Fighting for Focus

In high school, I once worked on a game setting for 4 hours straight, typing so furiously I broke my. In college, I once spent 3 days writing constantly in 6 and 4 hour blocks, with breaks only for food and sleep.

Nowadays, however, I can’t imagine engineering that sort unbroken focus.

It’s not just the lack of time but also the fact that I don’t think I could sustain my attention for that long.

Why is it so hard to focus now, when it was easy in high school and college?

I have a few ideas:

All of these things have been slowly eroded since the end of college. I got my first iPhone the summer after I graduated. As my family moved into smaller and smaller homes, I moved my workspace into shared space, then I moved in with my now-fiance. I am always reachable, via text, email, and IM. I have no sense of mental privacy anymore.

It feels like my mind is out of control, flipping between hyper-engaged mania and apathetic detachment. I imagine that is what an eating disorder of attention feels like.

There were a lot of things wrong with my head in high school and college, but my ability to focus was Herculean.

What is focus?

Since reading Cal Newport’s Deep Work, I have become more sensitive to this lack of unbroken attention in my life. I didn’t really have a name for it before: I was just frazzled all the time. Now I recognize the problem as a lack of focus, caused by a failure to respect the need to create an environment that supports it.

Deep Work, as the name implies, is the kind of work that gets done in a state of deep focus and concentration, such as most art, strategic decision-making, business-building, and idea-generation (apparently anything with hyphens).

Big ideas take time and space to grow. They cannot survive on the scraps of attention we try to raise them on.

What Does it Feel Like to Achieve Focus?

Apparently, pretty good. Newport makes the claim that studies reveal that people feel an inherent sense of reward from doing deep work, regardless of what the actual work entails. As long as it encourages focus and attention, it feels good.

I have a friend who used to struggle with attention but managed to land a job that allows him to work in a very focused way, to the point that I can rarely reach him anymore. He is an app developer, and one of the things he cites as most enjoyable about programming is that it is something he can get lost in.

Instead of simply requiring focus of him, it actually created an environment that encouraged it: problems are well-defined, there is fast feedback, there is social acceptance around unreachable programmers, and the rewards for success are immediate.

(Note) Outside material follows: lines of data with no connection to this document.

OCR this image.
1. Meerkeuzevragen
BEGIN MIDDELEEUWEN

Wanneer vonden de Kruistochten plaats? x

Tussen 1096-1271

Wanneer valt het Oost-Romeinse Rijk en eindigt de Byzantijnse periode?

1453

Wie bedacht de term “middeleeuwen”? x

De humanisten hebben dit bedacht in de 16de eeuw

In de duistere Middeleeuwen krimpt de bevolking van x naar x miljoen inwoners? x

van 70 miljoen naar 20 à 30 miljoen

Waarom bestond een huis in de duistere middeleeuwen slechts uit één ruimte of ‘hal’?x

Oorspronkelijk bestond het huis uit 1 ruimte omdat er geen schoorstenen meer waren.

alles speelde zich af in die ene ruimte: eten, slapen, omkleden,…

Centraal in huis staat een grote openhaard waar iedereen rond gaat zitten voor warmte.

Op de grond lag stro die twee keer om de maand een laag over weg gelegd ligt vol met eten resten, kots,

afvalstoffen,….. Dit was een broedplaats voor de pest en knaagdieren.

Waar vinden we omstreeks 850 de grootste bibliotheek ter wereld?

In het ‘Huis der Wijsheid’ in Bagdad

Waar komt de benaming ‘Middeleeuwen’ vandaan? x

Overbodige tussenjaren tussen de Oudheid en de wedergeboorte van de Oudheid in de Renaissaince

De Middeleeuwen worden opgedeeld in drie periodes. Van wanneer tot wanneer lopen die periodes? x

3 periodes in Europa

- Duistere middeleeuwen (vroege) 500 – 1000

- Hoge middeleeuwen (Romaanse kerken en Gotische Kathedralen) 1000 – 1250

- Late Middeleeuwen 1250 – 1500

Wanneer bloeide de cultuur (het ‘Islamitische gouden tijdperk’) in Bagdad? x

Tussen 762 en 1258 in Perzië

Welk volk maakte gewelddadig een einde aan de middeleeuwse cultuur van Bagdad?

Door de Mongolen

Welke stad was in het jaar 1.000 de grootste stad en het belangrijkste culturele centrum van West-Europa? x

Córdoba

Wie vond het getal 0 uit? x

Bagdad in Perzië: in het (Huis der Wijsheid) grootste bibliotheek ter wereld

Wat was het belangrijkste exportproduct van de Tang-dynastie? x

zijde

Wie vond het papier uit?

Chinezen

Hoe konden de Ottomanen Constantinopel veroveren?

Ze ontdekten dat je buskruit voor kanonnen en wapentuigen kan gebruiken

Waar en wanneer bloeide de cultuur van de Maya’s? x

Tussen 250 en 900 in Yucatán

He claims that he likes programming, but I think a big draw is that the feeling of unbroken, deep attention is itself rewarding. Based on what I remember of our conversations in the past, he has always felt the pain of unfocused attention particularly sharply.

Structuring a Life for Deep Work

With all the benefits in terms of creativity, productivity, and life satisfaction, creating long, uninterrupted blocks of time seems like a good idea. But actually doing it turned out to be really hard.

Newport’s guidelines are pretty severe: get off social media, become unreachable, and create assign at least 90 minutes of totally uninterrupted time to work on any given task.

Initial attempts have been really exciting. I have been steadily gaining ground on my workload, so that I’m almost ahead of my jobs for the first time since junior year of college. I have a long block of time every morning when I can focus on study. Currently I dedicate that time to speed reading training.

Maintaining space for deep work has proven really hard, however. It feels indulgent to block off an entire day and refuse to see anyone during that time.

The problem is that there are always forces trying to steal bits of my free time. It’s as if the world is full of attention and time vampires. As soon as there’s the merest shred of one or the other in my life, they swoop in and start trying to nibble it away. I feel like I spend as much energy defending my free time as I do actually applying myself to my work.

And so, as usual, the real struggle turns out to be emotional and social, rather than technical. Making a commitment to respecting my own need for focused work has forced me to come to terms with many of my assumptions and values that have led me to allow fragmentation of my attention. I find myself worrying that I’ll lose my relationships if I don’t make myself perpetually available, or that I’ll never have another chance at an opportunity if I turn it down.

I recognize that these are based in insecurity rather than proven experience. That gives me something to work on, so that I can enjoy my focused time more and make the most of it.